Era evidente que estaban hablando de algo irrelevante para no hablar de aquello que más les importaba.

—No vayas allí —insistió ella, retomando la discusión exactamente donde la habían interrumpido la noche anterior.

—No pasará nada —le aseguró él mientras se ponía la capa gruesa.

—Somos una única cosa —comentó ella—. Una única cosa —reiteró, quería decir que sus destinos estaban entrelazados de un modo inextricable. Pero también quería dejar claro que cualquier peligro al que se expusiera su hijo era un peligro al que la exponía a ella. Sabía expresar ese apego con gestos y palabras, sin ambigüedad. ¿Cuántas madres habían sido salvadas por su hijo menor? Ella todavía no había cumplido los cuarenta años. Estaban por llegar tiempos mejores, más avanzados, en los que una mujer de la edad de Margherita Loddo sería considerada joven aún. Pero no allí, no entonces, no envuelta en un luto estricto, diminuta, parpadeante a causa de la llama que relampagueaba en ese amanecer de enero de 1920.

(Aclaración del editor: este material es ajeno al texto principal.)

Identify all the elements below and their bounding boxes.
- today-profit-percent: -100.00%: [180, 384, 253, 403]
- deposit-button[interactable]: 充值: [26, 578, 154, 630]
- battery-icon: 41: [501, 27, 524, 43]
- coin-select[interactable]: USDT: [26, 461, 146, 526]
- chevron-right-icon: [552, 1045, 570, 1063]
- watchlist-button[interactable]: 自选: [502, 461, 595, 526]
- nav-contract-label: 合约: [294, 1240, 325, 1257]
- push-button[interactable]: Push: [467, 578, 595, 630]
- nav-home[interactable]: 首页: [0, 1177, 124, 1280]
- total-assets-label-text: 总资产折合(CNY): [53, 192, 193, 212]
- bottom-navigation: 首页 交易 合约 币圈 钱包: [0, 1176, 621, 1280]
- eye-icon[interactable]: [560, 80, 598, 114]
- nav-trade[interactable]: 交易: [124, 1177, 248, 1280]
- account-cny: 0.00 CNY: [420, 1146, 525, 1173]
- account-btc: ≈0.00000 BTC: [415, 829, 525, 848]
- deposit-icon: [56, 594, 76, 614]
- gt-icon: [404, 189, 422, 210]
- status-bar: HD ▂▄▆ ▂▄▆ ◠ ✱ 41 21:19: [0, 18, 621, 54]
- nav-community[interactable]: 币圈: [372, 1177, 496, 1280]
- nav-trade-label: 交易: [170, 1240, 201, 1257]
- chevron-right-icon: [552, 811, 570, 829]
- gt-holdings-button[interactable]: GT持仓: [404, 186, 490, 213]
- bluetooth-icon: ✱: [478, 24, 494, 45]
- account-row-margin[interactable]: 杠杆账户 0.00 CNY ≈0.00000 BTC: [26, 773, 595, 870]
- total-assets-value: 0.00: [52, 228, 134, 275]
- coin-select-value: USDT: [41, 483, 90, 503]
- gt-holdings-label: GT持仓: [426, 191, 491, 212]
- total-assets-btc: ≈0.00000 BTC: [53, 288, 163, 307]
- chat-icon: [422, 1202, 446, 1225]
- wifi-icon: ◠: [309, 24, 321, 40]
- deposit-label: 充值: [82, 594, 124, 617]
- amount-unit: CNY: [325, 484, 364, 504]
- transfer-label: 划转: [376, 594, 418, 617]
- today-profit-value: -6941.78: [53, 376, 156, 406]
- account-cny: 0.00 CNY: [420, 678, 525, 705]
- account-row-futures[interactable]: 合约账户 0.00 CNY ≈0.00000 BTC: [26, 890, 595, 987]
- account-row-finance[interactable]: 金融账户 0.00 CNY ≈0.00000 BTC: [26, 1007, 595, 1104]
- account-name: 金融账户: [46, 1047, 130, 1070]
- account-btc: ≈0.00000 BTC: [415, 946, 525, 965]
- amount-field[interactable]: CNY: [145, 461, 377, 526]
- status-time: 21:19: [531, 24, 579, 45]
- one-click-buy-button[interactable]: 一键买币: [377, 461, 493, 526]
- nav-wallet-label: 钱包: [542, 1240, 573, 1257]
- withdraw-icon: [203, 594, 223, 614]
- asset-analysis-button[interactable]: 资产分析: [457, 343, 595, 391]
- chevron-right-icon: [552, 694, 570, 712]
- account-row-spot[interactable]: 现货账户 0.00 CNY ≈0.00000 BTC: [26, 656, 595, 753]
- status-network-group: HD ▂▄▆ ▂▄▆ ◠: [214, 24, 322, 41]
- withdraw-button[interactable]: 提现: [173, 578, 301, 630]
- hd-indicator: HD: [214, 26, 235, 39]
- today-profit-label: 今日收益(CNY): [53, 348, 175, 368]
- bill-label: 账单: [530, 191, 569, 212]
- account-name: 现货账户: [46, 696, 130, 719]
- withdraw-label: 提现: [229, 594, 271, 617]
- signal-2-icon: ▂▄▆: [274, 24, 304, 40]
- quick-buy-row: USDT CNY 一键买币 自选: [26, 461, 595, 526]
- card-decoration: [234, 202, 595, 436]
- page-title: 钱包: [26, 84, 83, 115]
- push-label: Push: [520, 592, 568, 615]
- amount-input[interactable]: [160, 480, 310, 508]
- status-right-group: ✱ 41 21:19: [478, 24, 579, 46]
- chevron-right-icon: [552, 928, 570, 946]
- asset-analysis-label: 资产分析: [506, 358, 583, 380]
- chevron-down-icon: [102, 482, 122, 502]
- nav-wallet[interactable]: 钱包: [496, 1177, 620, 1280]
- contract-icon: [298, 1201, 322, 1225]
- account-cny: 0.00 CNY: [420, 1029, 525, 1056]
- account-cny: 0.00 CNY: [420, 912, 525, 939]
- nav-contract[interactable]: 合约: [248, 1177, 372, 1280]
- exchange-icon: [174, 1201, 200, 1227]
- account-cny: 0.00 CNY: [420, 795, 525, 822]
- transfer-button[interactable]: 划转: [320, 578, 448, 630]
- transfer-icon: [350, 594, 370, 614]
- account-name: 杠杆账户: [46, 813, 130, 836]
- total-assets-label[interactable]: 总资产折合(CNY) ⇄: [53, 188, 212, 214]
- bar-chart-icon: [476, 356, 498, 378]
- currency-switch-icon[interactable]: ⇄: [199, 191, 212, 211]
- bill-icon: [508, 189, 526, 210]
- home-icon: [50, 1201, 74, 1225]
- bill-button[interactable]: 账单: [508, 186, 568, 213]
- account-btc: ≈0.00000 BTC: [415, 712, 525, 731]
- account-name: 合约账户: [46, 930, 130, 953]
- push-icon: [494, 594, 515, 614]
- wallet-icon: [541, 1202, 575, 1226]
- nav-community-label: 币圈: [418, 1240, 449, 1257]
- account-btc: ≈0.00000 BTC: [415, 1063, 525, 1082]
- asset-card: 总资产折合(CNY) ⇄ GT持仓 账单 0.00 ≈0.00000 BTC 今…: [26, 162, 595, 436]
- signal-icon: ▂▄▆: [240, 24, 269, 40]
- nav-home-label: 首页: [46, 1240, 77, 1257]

—Deje que me vaya —suplicó esta vez Pietro, con un tono apresurado que dejaba ver hasta qué punto temía a su madre y su capacidad para hacer que volviera a ser un niño. A menudo había anhelado regresar a ese estadio maravilloso en el que no se tienen responsabilidades, ese estadio en el que lo natural es que sean otros los que tomen las decisiones: padres, maestros, curas, tutores… Pero en ese recibidor, con la luz golpeando y exasperando solamente unas pequeñas porciones oblicuas de espacio, dejando la mayor parte como pasto para la oscuridad absoluta, resolvió no darle opción alguna a ese deseo.